After a post St. Patrick’s Day recovery session that included coffee, scrambled eggs and yet another hot shower, Stacey and I had to face the reality of returning to Puno later that night. Before leaving this lovely mirage though, we were lucky enough to be able to meet up with a colleague from Pro Mujer to drive around the outskirts of the city.
More pets for lunch
First on the agenda was a Peruvian lunch at a place outside of town called Cau Cau. Even though we were on a mission this weekend to eat and enjoy all of the non-Peruvian food we could get our hands on, we still had the right amount of social tact to not inform our gracious Peruvian hosts of this plan. Plus, you’re all but guaranteed a positive fooding experience when you dine with locals so I was actually looking forward to this experience.

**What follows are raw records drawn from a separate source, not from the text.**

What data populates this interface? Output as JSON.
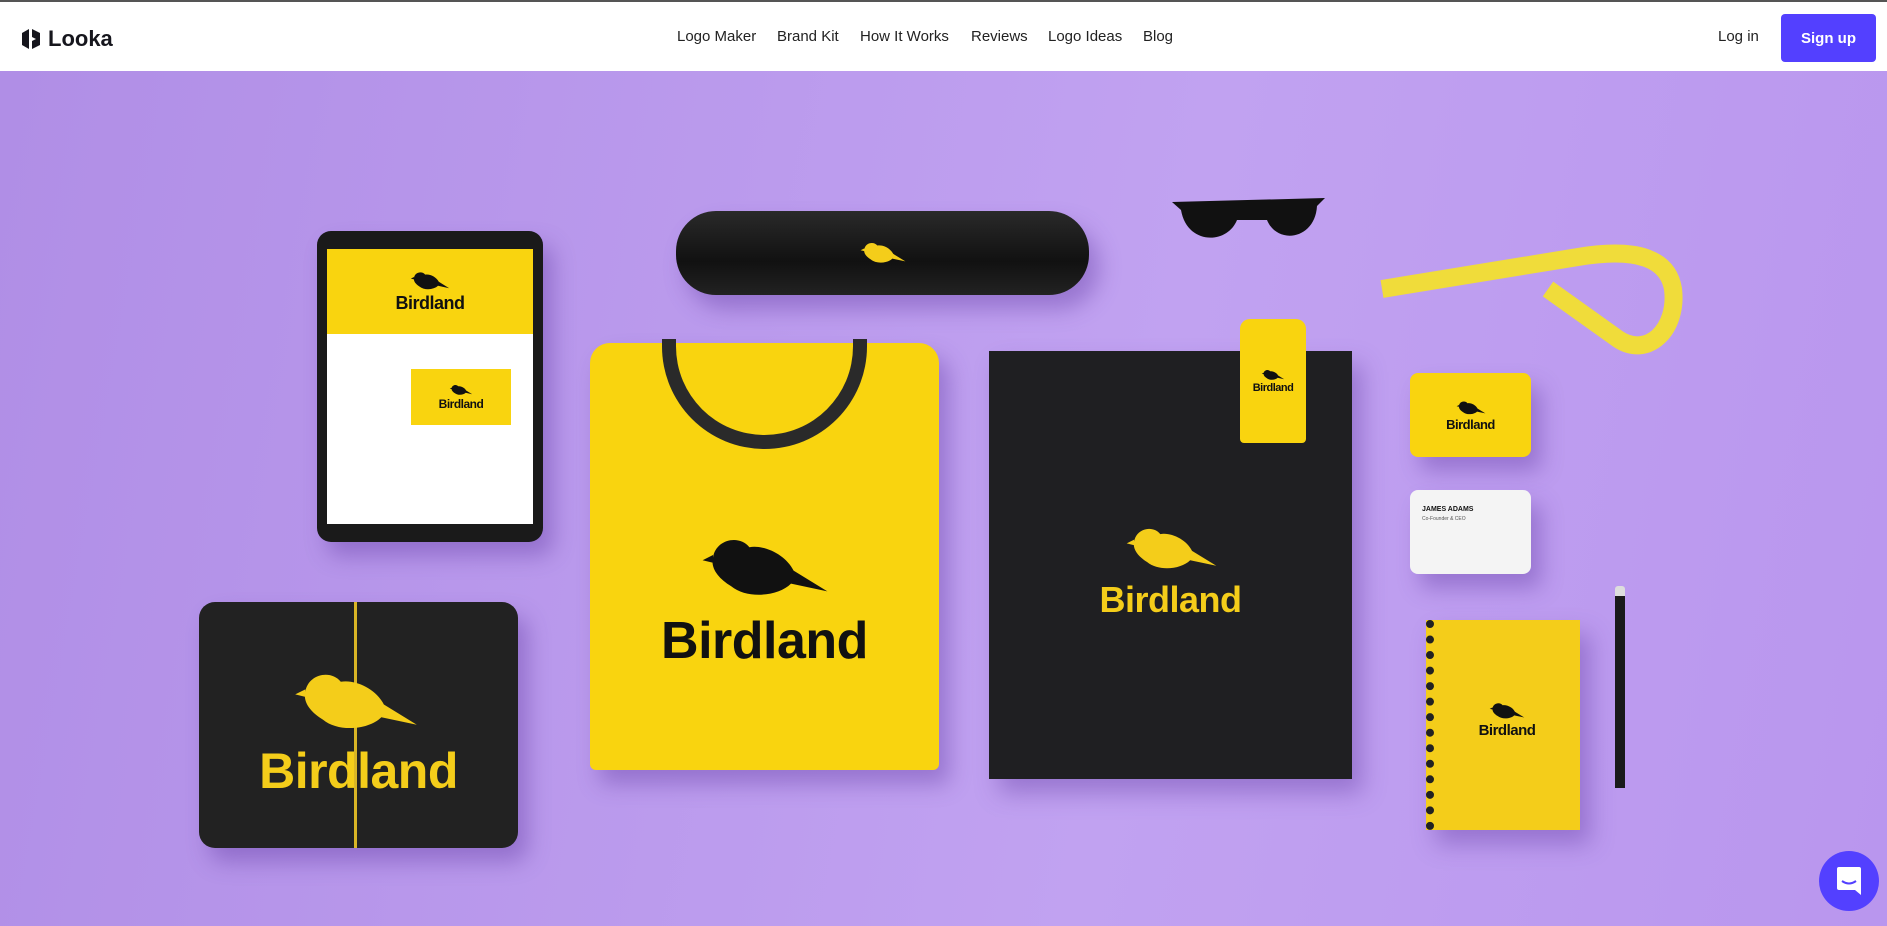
{
  "header": {
    "brand": "Looka",
    "nav": [
      "Logo Maker",
      "Brand Kit",
      "How It Works",
      "Reviews",
      "Logo Ideas",
      "Blog"
    ],
    "login_label": "Log in",
    "signup_label": "Sign up"
  },
  "hero": {
    "brand_name": "Birdland",
    "business_card": {
      "name": "JAMES ADAMS",
      "title": "Co-Founder & CEO"
    },
    "colors": {
      "background": "#b99af0",
      "yellow": "#f9d40f",
      "black": "#1c1c1e",
      "accent": "#5340ff"
    }
  },
  "chat": {
    "icon": "chat-bubble-icon"
  }
}
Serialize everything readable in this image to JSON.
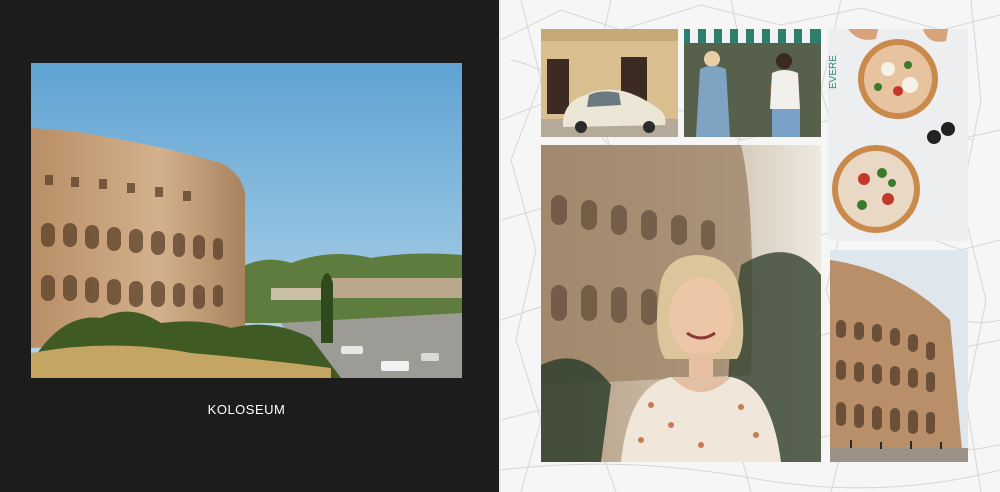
{
  "left_page": {
    "caption": "KOLOSEUM",
    "background": "#1c1c1c",
    "photo": "colosseum-exterior-photo"
  },
  "right_page": {
    "background": "map-pattern",
    "photos": [
      {
        "subject": "vintage-car-photo"
      },
      {
        "subject": "friends-street-photo"
      },
      {
        "subject": "pizza-photo"
      },
      {
        "subject": "portrait-photo"
      },
      {
        "subject": "colosseum-photo"
      }
    ]
  },
  "colors": {
    "dark_page": "#1c1c1c",
    "sky": "#79b4d8",
    "stone": "#c7a27b",
    "map_lines": "#d4d4d4"
  }
}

There were of course the usual suspects, potatoes and rice, but also a few newcomers. First up was cuy chactado, which is fried guinea pig. As if eating meat and eating an animal that is traditionally a pet were bad enough, I think animal lovers would have had an additional heart attack just from the presentation of the furry little rodent. The poor thing is served with its limbs completely outstretched and its head still attached. It actually looks like its smiling! Then you start eating it by ripping its legs off and taking it from there.

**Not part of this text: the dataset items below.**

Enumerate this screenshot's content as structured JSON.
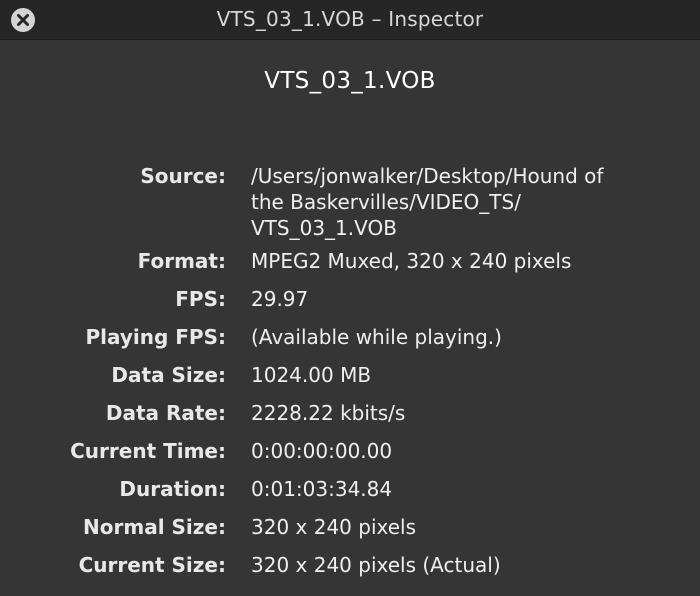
{
  "window": {
    "title": "VTS_03_1.VOB – Inspector",
    "close_icon": "close-x-icon"
  },
  "heading": "VTS_03_1.VOB",
  "rows": [
    {
      "label": "Source:",
      "value_lines": [
        "/Users/jonwalker/Desktop/Hound of",
        "the Baskervilles/VIDEO_TS/",
        "VTS_03_1.VOB"
      ]
    },
    {
      "label": "Format:",
      "value": "MPEG2 Muxed, 320 x 240 pixels"
    },
    {
      "label": "FPS:",
      "value": "29.97"
    },
    {
      "label": "Playing FPS:",
      "value": "(Available while playing.)"
    },
    {
      "label": "Data Size:",
      "value": "1024.00 MB"
    },
    {
      "label": "Data Rate:",
      "value": "2228.22 kbits/s"
    },
    {
      "label": "Current Time:",
      "value": "0:00:00:00.00"
    },
    {
      "label": "Duration:",
      "value": "0:01:03:34.84"
    },
    {
      "label": "Normal Size:",
      "value": "320 x 240 pixels"
    },
    {
      "label": "Current Size:",
      "value": "320 x 240 pixels (Actual)"
    }
  ],
  "colors": {
    "window_bg": "#353535",
    "titlebar_bg": "#262626",
    "text": "#efefef"
  }
}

Moving along to the less violent portion of our meal we had pavo (duck), which I didn’t care for as it was a bit too tough for my liking, chiccharron de cerdo (crispy pork), a delicious scalloped potato medley and rocoto relleno. Sadly, I didn’t try the rocoto relleno, which is a spicy pepper emptied and filled with a mixture of meat, cheese and vegetables, because I’m still traumatized after emptying the entire contents of my nose and mouth one night at dinner when I engorged on a pizza littered with them. It’s still too soon for me. To finish the meal we all shared an oversized glass of chicha, the alcoholic version of chicha morada which is a drink made from a type of purple corn that is indigenous to this region of the world.
Outskirts of Arequipa
For the rest of the afternoon, we drove around to various look-out points to catch some magnificent views of the volcanoes surrounding Arequipa, El Misti being the most distinctive one.
In Yanahuara, we took a break from our little trek to indulge in biñuelos, a scrumptious fried dough covered in honey.

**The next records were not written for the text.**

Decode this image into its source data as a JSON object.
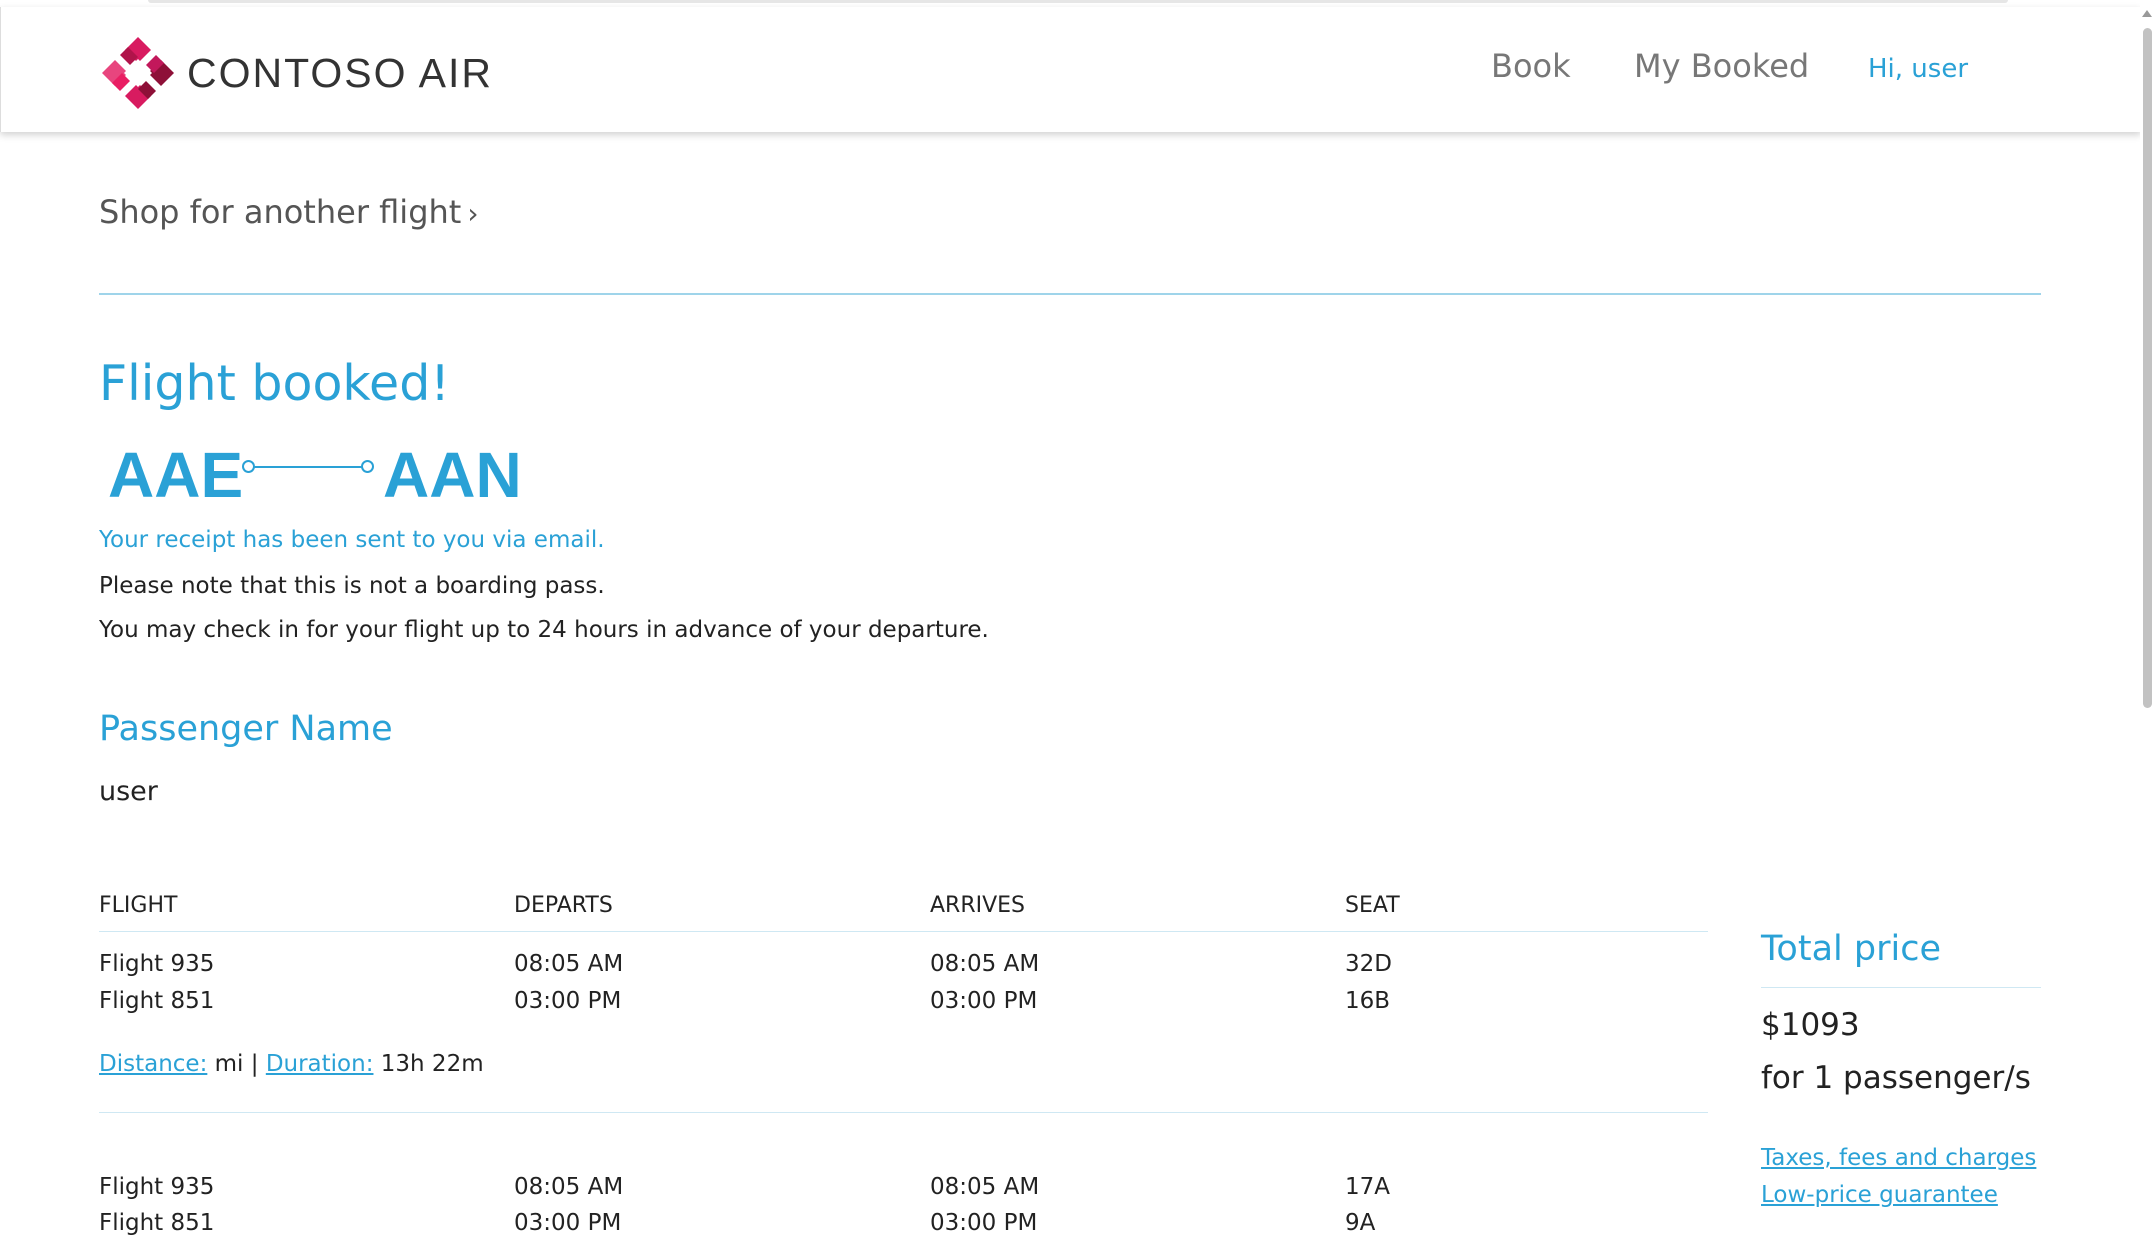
{
  "header": {
    "brand": "CONTOSO AIR",
    "nav": {
      "book": "Book",
      "my_booked": "My Booked"
    },
    "greeting": "Hi, user"
  },
  "shop_link": "Shop for another flight",
  "confirmation": {
    "title": "Flight booked!",
    "from_code": "AAE",
    "to_code": "AAN",
    "receipt": "Your receipt has been sent to you via email.",
    "note1": "Please note that this is not a boarding pass.",
    "note2": "You may check in for your flight up to 24 hours in advance of your departure."
  },
  "passenger": {
    "heading": "Passenger Name",
    "name": "user"
  },
  "table": {
    "headers": [
      "FLIGHT",
      "DEPARTS",
      "ARRIVES",
      "SEAT"
    ],
    "groups": [
      {
        "rows": [
          [
            "Flight 935",
            "08:05 AM",
            "08:05 AM",
            "32D"
          ],
          [
            "Flight 851",
            "03:00 PM",
            "03:00 PM",
            "16B"
          ]
        ],
        "distance_label": "Distance:",
        "distance_value": " mi",
        "separator": " | ",
        "duration_label": "Duration:",
        "duration_value": " 13h 22m"
      },
      {
        "rows": [
          [
            "Flight 935",
            "08:05 AM",
            "08:05 AM",
            "17A"
          ],
          [
            "Flight 851",
            "03:00 PM",
            "03:00 PM",
            "9A"
          ]
        ]
      }
    ]
  },
  "total": {
    "heading": "Total price",
    "amount": "$1093",
    "passengers": "for 1 passenger/s",
    "links": [
      "Taxes, fees and charges",
      "Low-price guarantee"
    ]
  },
  "colors": {
    "accent": "#2aa1d6",
    "logo_primary": "#d81b60",
    "logo_dark": "#8e1038",
    "text": "#222222",
    "nav": "#777777"
  }
}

Later, at a lookout at the Libertador hotel, feeling I needed to inject the “silly” factor into our day, decided after a casual suggestion from one of our friends, to insert myself into a giant chomba de chicha with the following results…
Overall, the trip to Arequipa was a much need break from what was becoming a very dull and routine existence in Puno. On the bus ride back to Puno I started going over my travel plans for the upcoming months and decided that Arequipa would be my main stop on the way back through Perú after having traveled through Ecuador and Colombia. Until then Arequipa!